Most of us agree that weight that you throw, or can throw, onto an exericse isn't the sole measure of how good it is. That's a cornerstone to BW-strength training. Since the weight can't be increased easily, the progression comes from manipulation of the form of the basic BW exercises. I talked about this with a friend a while back. If weight alone made an exercise easier or harder, then there would be no doubt that weight-based training was completely and uttlerly superior to BW by every possible measure.

Not everyone agrees.

Here's the thought that I had: If a lot of weight can be used for the exercise, doen't that mean that the movement itself is actually easy? After all, if it was hard, there wouldn't be a need to throw a lot of extra weight into it to make it hard in the first place. If you think about the "big lifts", the lifts where people throw iron into the triple digit territory, have movements that really aren't that hard. Most of the time, the weight is kept close to the body, uses more of the biggest and most powerful muscles to move the weight, or require bracing the body against an immovable object while the body pushes or pulls the weight. Apply any of this and watch the poundage capable of being lifted in the movement soar!

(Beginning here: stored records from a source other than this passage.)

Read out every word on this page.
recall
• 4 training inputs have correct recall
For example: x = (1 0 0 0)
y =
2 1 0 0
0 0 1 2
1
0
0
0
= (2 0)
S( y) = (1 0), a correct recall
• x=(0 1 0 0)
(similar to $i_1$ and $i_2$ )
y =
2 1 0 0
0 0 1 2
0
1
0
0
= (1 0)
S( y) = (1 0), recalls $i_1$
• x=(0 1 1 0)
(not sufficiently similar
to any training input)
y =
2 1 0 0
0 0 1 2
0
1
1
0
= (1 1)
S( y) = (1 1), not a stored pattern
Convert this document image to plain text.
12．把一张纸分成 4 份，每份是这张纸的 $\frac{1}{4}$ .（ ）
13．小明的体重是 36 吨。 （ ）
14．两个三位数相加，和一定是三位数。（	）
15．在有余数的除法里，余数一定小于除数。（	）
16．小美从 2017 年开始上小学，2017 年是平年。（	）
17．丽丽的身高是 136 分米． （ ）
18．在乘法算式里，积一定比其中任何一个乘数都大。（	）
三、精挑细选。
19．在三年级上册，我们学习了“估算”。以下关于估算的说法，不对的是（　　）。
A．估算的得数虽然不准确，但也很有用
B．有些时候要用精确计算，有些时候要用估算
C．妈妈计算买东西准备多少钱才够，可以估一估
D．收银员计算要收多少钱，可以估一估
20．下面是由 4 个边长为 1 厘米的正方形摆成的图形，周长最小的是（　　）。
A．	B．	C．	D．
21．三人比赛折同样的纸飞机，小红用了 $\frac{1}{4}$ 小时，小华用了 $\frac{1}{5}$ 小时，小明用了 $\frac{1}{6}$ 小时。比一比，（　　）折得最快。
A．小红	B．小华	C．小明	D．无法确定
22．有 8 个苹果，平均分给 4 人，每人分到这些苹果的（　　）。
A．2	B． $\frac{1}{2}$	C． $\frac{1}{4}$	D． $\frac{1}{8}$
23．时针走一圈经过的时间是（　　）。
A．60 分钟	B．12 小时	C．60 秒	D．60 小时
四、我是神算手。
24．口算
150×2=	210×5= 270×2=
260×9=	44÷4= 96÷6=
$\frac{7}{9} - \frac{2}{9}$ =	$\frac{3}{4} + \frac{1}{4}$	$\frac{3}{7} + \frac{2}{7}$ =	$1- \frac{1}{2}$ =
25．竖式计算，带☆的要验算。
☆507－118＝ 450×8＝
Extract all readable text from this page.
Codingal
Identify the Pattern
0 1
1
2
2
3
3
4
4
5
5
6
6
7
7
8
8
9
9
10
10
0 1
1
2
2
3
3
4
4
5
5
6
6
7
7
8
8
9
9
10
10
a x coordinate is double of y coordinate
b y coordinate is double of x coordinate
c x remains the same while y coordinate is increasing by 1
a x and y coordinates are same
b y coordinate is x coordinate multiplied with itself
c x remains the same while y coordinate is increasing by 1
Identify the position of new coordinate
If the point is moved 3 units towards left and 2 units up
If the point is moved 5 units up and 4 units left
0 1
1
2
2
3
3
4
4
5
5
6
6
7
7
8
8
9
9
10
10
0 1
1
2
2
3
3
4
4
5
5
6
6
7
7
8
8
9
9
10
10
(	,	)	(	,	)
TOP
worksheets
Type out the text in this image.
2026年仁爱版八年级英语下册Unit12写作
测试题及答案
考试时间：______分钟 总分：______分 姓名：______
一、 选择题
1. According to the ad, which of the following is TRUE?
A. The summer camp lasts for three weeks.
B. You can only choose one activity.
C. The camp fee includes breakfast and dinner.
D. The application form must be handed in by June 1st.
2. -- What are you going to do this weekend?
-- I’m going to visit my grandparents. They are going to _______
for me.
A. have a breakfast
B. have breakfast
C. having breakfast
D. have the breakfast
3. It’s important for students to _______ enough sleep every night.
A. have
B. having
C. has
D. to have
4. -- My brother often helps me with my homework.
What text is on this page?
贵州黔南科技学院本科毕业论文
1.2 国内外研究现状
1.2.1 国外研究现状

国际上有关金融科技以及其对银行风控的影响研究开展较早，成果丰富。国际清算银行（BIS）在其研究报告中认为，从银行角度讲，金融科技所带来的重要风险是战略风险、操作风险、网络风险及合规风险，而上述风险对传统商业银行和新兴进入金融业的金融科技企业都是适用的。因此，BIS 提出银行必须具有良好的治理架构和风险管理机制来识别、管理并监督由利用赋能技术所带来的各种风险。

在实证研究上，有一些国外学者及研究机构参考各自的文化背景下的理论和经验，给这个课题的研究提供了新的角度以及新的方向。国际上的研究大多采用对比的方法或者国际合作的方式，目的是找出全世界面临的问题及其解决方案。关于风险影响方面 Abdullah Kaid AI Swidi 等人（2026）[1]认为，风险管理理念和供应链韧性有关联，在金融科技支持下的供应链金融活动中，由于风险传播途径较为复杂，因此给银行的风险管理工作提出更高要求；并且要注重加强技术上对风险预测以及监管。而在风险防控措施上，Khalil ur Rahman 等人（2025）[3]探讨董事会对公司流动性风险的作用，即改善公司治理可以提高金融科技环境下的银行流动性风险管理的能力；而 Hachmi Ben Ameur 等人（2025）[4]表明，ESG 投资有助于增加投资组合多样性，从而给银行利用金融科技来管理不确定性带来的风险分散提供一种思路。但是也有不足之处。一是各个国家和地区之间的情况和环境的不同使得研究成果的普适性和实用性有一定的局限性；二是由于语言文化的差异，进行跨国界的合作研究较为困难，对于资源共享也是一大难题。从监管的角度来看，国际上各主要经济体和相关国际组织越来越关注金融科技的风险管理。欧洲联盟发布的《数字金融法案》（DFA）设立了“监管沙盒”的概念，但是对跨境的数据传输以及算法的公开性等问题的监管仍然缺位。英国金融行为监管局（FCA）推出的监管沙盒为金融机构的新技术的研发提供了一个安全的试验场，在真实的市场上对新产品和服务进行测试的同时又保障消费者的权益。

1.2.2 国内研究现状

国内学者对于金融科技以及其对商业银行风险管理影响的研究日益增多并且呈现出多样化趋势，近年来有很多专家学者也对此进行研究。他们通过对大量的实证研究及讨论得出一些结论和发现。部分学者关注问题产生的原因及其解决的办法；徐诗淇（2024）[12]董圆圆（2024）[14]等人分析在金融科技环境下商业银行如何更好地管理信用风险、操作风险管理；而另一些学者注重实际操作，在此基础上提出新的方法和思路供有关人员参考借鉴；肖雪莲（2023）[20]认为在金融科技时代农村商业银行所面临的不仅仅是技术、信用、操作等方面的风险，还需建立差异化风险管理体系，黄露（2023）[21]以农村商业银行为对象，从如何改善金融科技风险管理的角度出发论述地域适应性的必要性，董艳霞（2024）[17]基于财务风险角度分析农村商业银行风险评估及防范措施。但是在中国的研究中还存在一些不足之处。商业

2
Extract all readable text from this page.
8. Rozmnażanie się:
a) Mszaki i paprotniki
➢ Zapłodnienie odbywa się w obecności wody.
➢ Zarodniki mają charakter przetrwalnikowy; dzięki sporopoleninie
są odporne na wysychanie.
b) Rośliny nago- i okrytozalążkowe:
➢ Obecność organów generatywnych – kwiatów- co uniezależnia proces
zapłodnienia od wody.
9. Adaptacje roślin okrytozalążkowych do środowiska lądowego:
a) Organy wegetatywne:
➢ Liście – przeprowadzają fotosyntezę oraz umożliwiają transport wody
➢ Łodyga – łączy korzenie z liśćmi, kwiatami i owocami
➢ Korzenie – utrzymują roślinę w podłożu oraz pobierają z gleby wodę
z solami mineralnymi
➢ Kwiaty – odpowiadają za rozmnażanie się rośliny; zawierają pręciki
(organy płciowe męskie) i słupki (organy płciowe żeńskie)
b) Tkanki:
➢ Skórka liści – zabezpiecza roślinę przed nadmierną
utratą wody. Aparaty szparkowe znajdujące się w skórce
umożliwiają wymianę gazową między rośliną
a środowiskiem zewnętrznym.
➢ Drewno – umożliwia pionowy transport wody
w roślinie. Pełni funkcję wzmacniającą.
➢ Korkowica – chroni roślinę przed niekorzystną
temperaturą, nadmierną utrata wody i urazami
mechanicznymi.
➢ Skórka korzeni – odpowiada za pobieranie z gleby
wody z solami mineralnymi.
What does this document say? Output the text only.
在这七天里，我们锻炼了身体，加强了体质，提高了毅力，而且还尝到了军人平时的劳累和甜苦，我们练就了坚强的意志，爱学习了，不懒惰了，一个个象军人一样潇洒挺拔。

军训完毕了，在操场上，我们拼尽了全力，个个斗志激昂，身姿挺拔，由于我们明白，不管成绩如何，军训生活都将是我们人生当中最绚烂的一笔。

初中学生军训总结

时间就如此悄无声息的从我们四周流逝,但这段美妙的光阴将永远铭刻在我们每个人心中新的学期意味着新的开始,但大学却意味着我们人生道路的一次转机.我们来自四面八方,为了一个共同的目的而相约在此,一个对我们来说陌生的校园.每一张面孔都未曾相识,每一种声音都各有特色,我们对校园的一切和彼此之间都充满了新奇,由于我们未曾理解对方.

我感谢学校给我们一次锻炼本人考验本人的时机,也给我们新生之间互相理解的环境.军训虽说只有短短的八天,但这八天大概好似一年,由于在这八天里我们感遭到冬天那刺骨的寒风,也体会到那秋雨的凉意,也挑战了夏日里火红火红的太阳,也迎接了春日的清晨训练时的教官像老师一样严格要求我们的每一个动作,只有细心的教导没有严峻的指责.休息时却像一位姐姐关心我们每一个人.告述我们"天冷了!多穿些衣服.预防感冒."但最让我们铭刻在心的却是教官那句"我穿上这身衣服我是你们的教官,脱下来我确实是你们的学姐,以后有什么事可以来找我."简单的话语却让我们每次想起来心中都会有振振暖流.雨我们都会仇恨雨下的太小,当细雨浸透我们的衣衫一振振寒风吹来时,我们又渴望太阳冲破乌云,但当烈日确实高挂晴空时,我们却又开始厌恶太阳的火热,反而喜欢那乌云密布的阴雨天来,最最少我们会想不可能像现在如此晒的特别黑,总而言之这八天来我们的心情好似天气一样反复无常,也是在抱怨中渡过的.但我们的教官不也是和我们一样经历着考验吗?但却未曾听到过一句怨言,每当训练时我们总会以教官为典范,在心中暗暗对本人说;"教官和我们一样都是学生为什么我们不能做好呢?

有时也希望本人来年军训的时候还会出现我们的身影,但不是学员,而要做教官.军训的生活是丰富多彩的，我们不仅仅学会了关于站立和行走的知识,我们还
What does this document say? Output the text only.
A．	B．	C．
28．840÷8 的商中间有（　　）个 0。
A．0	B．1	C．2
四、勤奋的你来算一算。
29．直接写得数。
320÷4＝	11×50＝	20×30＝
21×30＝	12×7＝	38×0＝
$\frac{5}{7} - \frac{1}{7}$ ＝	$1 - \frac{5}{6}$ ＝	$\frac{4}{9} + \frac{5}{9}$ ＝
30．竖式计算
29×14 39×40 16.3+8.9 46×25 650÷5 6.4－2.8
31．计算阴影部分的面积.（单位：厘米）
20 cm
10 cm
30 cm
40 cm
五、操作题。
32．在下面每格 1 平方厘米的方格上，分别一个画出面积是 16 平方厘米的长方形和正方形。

That's not to say that there's anything necessarily wrong with these exercises. I'm just going out of my way to demonstrate how the weight moved isn't the test of an exercise's worth. A recurring theme of this blog is doing more with less. I don't always have the luxury of a well-equipped gym. Still, I get strong and I do it by making the most of what I have. Besides, the more accustomed you are to working with less, the more likely you are to get challenged more consistently.

Let's go to the other end of the heavy iron pile and take the kitten weights. Even I think that 8 lbs dumbbells are kind of a joke. How could they make for a brutal exercise?

Pinch one between your feet while doing an L-sit.  That's how!

If you're out there, in the trenches of the real world, isolated from the robo-globo-gyms, thinking that you're screwed because you can't find 600 lbs of iron and a squat cage to work, you need get your head working. Strength doesn't come from a materialistic-like craze for more and more iron. You can get it from modifications in an exercise, or a new exercise all-together. Strength doesn't only come from, and isn't proven by, lifting prowess in one movement any more than it comes from the weight you push while doing it either.

1 comment:

Anonymous said...


It's good to see you posting again. Good post.